Se puede decir, “ya nadie suspira por no poder tener hijos propios”, pero no es así. Las clínicas de fertilidad están cada vez más llenas de mujeres que buscan desesperadamente engendrar sus propios vástagos. Pero Lorca no se queda ahí.

Yerma es la paradoja de quien busca la libertad entregándose por completo. Crear. Aunque se sufra, ¡ay!, y los pechos se agrieten por dar de mamar. Pero de esa forma ella misma se alimenta. Lo necesita. Y si no lo tiene, se irá empobreciendo. Y más.
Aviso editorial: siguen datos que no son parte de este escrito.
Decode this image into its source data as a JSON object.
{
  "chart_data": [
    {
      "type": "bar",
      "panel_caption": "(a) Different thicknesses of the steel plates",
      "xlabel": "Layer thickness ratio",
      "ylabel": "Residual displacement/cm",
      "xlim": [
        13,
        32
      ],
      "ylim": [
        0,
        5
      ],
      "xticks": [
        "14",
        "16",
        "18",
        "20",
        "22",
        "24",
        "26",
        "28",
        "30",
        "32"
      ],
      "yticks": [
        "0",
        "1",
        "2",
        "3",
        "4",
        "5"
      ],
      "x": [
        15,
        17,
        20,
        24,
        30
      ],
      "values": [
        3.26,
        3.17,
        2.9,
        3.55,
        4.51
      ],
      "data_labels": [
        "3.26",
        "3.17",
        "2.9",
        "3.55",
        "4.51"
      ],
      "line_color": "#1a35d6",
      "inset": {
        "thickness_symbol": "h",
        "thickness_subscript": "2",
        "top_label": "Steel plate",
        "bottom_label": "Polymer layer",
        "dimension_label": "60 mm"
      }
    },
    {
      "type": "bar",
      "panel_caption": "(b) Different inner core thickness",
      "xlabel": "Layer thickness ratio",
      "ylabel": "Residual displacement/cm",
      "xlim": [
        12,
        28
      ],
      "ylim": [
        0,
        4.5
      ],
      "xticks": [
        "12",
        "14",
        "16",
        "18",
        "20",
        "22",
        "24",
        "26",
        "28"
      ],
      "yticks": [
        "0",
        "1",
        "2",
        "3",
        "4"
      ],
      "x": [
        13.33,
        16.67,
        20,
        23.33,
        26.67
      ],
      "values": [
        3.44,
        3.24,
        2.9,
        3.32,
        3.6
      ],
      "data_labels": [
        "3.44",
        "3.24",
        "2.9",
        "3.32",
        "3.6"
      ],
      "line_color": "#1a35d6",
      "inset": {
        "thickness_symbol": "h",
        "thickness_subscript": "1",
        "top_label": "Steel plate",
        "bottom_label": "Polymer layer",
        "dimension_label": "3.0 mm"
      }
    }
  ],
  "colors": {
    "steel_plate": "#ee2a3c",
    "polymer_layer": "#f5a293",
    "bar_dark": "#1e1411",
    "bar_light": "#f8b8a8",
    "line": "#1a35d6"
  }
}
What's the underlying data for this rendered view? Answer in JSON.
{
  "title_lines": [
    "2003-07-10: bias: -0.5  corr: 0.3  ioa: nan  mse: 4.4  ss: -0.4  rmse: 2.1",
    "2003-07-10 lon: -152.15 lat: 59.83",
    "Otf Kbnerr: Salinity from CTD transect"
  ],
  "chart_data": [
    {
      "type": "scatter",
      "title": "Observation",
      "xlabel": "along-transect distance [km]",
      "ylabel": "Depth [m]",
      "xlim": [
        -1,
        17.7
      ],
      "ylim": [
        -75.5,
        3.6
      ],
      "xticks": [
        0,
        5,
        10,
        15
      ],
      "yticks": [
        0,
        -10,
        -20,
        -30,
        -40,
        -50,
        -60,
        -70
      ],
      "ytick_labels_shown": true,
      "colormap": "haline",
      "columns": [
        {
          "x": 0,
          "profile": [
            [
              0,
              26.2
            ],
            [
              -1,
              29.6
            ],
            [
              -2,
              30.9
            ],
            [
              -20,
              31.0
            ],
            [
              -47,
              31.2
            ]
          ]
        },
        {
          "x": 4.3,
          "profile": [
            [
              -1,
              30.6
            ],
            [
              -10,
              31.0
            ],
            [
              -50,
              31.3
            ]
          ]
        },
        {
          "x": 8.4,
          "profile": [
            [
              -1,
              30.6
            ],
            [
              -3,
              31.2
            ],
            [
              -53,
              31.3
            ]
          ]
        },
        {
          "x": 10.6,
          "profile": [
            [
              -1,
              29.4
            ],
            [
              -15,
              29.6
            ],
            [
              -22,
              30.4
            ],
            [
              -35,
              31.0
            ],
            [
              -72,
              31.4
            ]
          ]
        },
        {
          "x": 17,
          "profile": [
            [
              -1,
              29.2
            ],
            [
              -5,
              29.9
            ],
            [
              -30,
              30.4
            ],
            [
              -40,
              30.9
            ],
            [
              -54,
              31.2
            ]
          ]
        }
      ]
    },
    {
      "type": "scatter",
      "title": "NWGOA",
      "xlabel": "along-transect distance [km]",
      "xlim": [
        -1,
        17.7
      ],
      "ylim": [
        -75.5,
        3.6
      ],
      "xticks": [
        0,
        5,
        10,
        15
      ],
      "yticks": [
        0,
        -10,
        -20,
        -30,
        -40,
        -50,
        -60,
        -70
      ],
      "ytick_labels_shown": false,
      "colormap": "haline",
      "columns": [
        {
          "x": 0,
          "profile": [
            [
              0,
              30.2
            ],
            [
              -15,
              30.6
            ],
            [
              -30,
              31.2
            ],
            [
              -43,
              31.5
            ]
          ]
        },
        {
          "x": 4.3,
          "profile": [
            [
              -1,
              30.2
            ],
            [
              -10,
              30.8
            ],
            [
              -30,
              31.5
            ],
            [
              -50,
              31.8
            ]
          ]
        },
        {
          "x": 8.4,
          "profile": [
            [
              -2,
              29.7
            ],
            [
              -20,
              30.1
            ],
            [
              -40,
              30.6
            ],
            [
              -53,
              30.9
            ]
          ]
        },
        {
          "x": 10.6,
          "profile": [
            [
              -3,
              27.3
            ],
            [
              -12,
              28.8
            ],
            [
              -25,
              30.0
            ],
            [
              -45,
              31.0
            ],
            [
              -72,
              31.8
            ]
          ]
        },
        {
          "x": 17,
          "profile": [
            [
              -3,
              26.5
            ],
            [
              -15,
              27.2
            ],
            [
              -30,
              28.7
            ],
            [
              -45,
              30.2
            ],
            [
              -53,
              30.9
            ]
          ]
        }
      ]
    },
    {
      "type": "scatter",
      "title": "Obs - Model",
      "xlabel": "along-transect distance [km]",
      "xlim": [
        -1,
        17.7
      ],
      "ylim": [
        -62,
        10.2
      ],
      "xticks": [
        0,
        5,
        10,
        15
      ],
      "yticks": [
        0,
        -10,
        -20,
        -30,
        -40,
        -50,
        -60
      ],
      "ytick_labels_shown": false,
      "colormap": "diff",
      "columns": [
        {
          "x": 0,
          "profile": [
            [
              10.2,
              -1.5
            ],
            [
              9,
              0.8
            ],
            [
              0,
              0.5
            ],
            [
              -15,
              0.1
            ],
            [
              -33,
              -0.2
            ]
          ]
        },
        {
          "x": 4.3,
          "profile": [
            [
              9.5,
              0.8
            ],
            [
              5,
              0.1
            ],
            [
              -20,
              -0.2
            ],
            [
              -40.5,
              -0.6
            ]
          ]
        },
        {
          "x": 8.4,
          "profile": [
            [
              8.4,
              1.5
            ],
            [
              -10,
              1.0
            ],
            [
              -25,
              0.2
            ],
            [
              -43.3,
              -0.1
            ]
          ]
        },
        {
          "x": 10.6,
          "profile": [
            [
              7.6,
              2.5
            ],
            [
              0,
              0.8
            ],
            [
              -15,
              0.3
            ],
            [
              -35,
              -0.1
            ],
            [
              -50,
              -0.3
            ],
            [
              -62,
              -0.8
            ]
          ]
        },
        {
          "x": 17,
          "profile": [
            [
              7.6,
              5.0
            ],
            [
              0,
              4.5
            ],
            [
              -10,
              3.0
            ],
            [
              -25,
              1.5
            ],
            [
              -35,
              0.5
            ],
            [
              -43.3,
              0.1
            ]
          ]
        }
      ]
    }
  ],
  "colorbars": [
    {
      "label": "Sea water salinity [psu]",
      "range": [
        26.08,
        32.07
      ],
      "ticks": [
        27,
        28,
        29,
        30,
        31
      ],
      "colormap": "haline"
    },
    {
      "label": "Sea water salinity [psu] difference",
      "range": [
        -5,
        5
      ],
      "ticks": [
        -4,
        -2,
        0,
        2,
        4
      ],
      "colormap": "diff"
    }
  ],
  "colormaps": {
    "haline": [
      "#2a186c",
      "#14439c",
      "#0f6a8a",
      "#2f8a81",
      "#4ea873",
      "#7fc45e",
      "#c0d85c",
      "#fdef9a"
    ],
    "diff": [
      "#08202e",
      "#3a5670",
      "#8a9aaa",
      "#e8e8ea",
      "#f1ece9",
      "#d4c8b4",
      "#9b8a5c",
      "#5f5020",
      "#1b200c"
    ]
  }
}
Yerma es la ilusión por conseguir algo y no traicionar a los propios principios. ¡Ay! El honor, aunque se sienta deseo. ¡Ay! Yerma es la incomunicación con quien tenemos que compartir casa, comida y lecho. Yerma es la soledad de quien no se siente comprendido. Yerma es la desesperación por rellenar un hueco. Yerma es ser criticado por no saber dar lo que se supone que la sociedad pide por derecho.  Yerma es todo eso.

Por eso se puede volver a representar este texto sin miedo. Porque es actual, porque posee poesía en su interior, y amor, y drama, y tradición y fuego escénico.

A través de Iria Márquez, la compañía Apuro Teatro, surgida de la Universidad de Alcalá y la sala Margarita Xirgú, nos traen una nueva lectura de este maravilloso texto. Intentando respetar y recrear el espíritu de Lorca. Pero Lorca puede comprenderlo. Era hombre de teatro y estará satisfecho. Es cierto que yo hubiera pedido que dijeran ciertos versos, diálogos, emociones, de otra forma. Pero cada uno lo ve desde su propio criterio. ¡Ay!

Aquí, en este montaje apreciamos la música, la danza, el medio rural, el drama interno de los personajes, siempre en escena, siempre en el pensamiento, siempre observando y criticando, siempre sufriendo. Posiblemente, cada uno lo vea con un distinto rasero.

Es un espectáculo digno. Bien trabajado y bien hecho. Lorca ciento por ciento. Aunque a mí me haya faltado la fuerza expresiva, ¡ay!, de sentir que se gesta dentro una criatura que va creciendo. Al contrario de lo que le ocurre a Yerma. Que se va pudriendo. El contraste de una vida que crece a otra que se está muriendo. Sentimiento.